The Oven Mitt
by carolynholm
Dear Winston,
What a bunch of yahoos you all are.
Carolyn
Hey Mom,
Cool!!!!!! We are?
Winston
Dear Winston,
Yes! This morning you all exploded and went berserk when the UPS man dropped a box on the porch and waved through the window. You three went into to full “WE’RE ALL GONNA DIE” mode.
Carolyn
Mom,
It was startling!!!!!! So exciting!!!!! And then I ran up and down the hall!
Winston
Dear Winston,
You were the worst. You set the other two off.
Carolyn
Hey Mom,
Poppy was going to bark at him anyway. I just heard him before she did. And when he waved, Puffin freaked out.
Winston
Dear Winston,
I was trying to take a class on Zoom. Thank heavens I was muted.
Love, Carolyn
Hey Mom,
Why don’t you just hang out with us? You don’t need a class!
Winston
Dear Winston,
I love my class! I’m so glad that San Francisco Ballet offers adult classes on Zoom!
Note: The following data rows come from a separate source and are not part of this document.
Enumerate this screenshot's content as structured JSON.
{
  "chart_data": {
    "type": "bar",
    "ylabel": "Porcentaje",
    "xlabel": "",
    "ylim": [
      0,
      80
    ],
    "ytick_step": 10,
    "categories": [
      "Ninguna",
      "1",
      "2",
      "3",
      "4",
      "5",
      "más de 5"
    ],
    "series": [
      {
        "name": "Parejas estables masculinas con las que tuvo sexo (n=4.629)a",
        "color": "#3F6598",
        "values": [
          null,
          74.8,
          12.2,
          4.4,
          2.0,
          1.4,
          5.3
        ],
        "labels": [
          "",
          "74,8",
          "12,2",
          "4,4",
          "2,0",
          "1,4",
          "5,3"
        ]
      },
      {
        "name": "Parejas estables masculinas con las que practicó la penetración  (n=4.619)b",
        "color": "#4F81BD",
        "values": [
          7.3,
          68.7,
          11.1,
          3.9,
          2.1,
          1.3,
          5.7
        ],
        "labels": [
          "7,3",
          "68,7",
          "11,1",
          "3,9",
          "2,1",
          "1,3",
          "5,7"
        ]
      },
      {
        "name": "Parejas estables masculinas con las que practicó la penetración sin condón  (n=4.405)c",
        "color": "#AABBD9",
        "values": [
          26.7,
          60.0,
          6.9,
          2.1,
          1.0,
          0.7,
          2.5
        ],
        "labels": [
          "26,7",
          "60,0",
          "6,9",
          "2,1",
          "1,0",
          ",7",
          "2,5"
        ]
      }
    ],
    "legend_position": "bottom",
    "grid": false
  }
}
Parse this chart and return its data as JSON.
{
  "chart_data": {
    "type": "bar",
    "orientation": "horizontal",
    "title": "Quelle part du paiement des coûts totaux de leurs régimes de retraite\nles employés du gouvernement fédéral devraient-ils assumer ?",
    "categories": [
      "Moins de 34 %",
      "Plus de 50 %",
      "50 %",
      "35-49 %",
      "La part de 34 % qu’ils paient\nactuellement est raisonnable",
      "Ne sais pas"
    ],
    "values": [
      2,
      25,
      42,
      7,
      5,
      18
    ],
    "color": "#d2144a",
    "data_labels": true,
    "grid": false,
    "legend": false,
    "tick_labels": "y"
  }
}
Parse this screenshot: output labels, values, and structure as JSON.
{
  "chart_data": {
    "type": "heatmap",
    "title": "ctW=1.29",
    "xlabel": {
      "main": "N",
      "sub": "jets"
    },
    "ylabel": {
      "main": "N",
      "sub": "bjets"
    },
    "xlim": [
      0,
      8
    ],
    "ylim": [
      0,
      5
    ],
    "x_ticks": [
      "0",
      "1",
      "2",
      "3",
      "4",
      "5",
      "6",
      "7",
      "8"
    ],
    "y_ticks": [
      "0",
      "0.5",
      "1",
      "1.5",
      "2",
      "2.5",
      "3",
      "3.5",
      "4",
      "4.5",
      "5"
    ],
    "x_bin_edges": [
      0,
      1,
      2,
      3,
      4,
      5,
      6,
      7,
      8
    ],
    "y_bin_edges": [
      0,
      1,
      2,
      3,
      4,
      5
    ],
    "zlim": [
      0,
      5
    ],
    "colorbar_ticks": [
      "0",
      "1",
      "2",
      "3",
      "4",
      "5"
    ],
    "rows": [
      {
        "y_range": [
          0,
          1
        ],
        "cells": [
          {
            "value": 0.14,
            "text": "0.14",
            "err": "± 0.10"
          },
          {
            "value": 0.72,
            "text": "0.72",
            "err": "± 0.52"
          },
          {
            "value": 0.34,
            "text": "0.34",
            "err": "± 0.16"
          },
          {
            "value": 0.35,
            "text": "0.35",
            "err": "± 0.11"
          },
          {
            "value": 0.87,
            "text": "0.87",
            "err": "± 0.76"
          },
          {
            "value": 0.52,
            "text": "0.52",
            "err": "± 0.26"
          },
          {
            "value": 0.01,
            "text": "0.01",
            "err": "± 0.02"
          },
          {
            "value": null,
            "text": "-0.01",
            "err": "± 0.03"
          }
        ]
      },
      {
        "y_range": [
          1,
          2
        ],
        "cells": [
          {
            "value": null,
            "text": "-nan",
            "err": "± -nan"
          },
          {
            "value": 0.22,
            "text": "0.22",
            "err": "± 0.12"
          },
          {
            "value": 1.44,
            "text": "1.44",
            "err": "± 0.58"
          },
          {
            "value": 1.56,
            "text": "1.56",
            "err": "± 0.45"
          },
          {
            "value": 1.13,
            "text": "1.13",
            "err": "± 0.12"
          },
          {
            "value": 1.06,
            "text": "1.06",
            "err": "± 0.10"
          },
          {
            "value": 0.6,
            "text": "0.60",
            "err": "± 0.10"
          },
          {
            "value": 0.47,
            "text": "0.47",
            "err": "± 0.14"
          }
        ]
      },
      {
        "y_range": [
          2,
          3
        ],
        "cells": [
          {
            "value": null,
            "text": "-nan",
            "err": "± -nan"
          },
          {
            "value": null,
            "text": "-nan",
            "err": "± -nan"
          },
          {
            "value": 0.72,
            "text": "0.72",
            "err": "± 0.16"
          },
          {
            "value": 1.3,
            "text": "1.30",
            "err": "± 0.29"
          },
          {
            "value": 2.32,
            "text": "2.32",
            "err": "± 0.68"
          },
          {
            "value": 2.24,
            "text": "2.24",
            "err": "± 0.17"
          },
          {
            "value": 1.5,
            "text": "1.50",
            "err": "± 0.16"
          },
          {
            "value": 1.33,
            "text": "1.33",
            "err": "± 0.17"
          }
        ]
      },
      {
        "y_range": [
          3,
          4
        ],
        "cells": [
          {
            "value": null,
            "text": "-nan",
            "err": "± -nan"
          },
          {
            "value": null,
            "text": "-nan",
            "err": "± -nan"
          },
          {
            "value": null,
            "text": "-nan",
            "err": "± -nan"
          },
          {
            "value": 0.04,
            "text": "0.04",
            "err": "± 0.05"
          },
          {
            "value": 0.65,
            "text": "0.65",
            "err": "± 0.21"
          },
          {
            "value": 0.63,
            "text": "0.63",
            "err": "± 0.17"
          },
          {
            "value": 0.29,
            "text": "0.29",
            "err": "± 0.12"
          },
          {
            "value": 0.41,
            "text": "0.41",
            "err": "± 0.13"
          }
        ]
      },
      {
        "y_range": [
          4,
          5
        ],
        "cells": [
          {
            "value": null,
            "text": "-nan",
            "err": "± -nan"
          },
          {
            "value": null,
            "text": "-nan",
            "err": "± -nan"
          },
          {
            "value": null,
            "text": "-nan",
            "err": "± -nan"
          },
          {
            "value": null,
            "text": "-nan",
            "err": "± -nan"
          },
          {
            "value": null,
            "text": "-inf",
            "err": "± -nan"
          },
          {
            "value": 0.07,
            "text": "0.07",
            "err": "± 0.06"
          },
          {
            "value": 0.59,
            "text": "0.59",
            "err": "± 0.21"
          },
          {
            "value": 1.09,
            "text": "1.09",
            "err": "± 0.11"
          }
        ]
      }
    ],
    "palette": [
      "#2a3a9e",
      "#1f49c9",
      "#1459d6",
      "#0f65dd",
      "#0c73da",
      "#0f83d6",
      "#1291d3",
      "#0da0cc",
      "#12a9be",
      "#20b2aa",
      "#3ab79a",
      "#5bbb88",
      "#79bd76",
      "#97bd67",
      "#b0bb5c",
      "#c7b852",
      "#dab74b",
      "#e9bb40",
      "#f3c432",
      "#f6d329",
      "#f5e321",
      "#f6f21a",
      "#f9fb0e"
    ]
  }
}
But sometimes you three make it awkward.
Love, Carolyn
Hey Mom,
You bring the dining chairs into the living room, so clearly you want us to sit there with you.
Winston
Dear Winston,
It’s a barre class. The two chairs are there to be my barre. Not a perch for trouble-makers.
Love, Carolyn
Hey Mom,
Is that why you wear an oven mitt on your hand?
Winston
Dear Winston,
Of course that’s why. Because you can’t seem to leave my hand alone.
Love, Carolyn
Mom,
I love to play with your hand!
Winston
Dear Winston,
My hand isn’t a kitten! Your claws and teeth hurt! There I am, in the middle of jetés, and I’ve got an insane cat attacking my hand. Of course I need to wear a mitt.
Love, Carolyn
Hey Mom,
Sometimes I ask to be picked up and you refuse.
Winston
Dear Winston,
You expect me to do the tendu combination holding a huge cat. Not going to happen.
Love, Carolyn
Hey Mom,
You constantly kick Poppy.
Winston
Dear Winston,
I do NOT kick Poppy! Sometimes she is stretched out on the floor right behind me, and if I don’t notice her, she gets bumped during grandes battements. Bumped. Not kicked.
Love, Carolyn
Mom,
So, are you a ballet dancer?
Winston
Dear Winston,
Of course not. I’m just trying to stay fit. Ballet is my favorite way to do that.
Love, Carolyn
Mom,
But sometimes you say “She’s trying to kill us!”
Winston
Dear Winston,
Oh dear, I don’t mean that literally, sweetie – I just say that when we are doing something particularly difficult!
Love, Carolyn
Hey Mom,
We like to take your class with you!
Winston
Dear Winston,
I know. But I just wish the three of you were a bit more in the background. The teacher has a dog, and in three years of classes that well-behaved dog has probably only barked three times. But you crazy maniacs disrupt my workout nearly every time! Fortunately, I’m muted, and you’re usually out of camera range, so I don’t have to apologize to the teacher.
Love, Carolyn
Mom,
She asked about the oven mitt.
Winston
Dear Winston,
She did. I can’t believe I had to explain that there was a good reason for me to be wearing an oven mitt during a ballet class.